What fascinates me about modeling and simulation is its ability to look at the whole picture and predict things. Humans can look at the whole picture, sure, but we inevitably leave something out, or forget some variable, or disregard an effect that later turns out to be crucial. M&S is an oracle of sorts. It can’t look into the future like a proper oracle, but if you give it the right information it can tell you what’s likely to work and what’s not. Whoever you are, whatever you do, wouldn’t it be nice to feed some plan, or idea, or design, or action into the maw of a system and watch its lights blink for a while, then get a loadout on what to expect?

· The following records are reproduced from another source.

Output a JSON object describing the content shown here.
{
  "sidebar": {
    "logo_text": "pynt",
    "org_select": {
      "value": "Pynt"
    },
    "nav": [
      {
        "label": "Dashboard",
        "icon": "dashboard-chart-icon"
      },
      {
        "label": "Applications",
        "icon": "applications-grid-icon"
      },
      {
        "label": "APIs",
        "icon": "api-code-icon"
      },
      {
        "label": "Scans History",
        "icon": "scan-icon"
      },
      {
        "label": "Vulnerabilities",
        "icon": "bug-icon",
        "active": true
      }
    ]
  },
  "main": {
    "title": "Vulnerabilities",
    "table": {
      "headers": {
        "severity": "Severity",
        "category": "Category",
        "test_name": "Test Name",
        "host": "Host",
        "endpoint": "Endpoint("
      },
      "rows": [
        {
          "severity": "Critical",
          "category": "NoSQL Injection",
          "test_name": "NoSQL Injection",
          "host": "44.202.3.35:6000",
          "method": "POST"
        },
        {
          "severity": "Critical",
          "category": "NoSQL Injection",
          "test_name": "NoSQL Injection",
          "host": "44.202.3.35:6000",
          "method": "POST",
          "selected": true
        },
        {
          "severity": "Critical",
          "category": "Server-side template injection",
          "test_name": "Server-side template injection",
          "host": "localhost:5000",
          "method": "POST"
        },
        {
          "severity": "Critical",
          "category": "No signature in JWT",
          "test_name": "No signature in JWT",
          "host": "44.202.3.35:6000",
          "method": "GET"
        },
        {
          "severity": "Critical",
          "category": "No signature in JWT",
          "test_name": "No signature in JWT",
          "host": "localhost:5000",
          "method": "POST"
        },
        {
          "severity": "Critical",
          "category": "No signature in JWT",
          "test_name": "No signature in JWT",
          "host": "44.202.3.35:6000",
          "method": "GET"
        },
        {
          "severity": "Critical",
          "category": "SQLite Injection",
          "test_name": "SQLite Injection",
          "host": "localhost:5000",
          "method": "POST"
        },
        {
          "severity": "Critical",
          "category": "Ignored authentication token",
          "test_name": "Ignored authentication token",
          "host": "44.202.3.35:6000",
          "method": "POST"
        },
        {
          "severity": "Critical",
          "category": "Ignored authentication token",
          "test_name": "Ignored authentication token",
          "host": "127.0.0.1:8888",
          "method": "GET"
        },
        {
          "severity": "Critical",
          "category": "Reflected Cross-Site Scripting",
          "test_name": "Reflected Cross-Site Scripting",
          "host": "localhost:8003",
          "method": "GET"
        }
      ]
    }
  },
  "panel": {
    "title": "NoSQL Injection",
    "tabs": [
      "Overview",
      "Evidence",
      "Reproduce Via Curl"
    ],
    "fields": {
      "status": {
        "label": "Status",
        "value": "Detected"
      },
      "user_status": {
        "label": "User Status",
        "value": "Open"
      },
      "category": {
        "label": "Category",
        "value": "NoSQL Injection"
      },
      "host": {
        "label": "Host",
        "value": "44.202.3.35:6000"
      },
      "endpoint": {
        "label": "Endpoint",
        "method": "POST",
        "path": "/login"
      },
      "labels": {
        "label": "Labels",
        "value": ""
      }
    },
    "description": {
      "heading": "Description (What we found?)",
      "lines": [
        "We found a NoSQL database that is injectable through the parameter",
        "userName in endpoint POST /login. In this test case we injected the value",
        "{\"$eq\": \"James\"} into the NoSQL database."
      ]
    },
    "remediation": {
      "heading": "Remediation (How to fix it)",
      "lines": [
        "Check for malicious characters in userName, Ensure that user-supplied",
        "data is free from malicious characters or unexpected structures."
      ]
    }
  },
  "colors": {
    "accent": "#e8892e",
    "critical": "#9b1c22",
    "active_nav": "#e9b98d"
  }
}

As regards power, the world needs it. No one argues with that. The challenge lies in how to safely, cleanly create it. And while we’re still years away from simply buttonholing a supercomputer and asking precisely how to safely, cleanly generate enough affordable power for the world, we are in a place where we can ask if our approach is the best course of action. There are few, if any, reasons not to use this capability, and a host of reasons why it should become a centerpiece of manufacturing and innovation.

For most of us, myself included, power comes from “the wall.” I plug things into “the wall” and they turn on. For innovators, though, “the wall” is just the endpoint of a long journey. I say let them have all the tools they can get, be they nuclear powered or steam powered.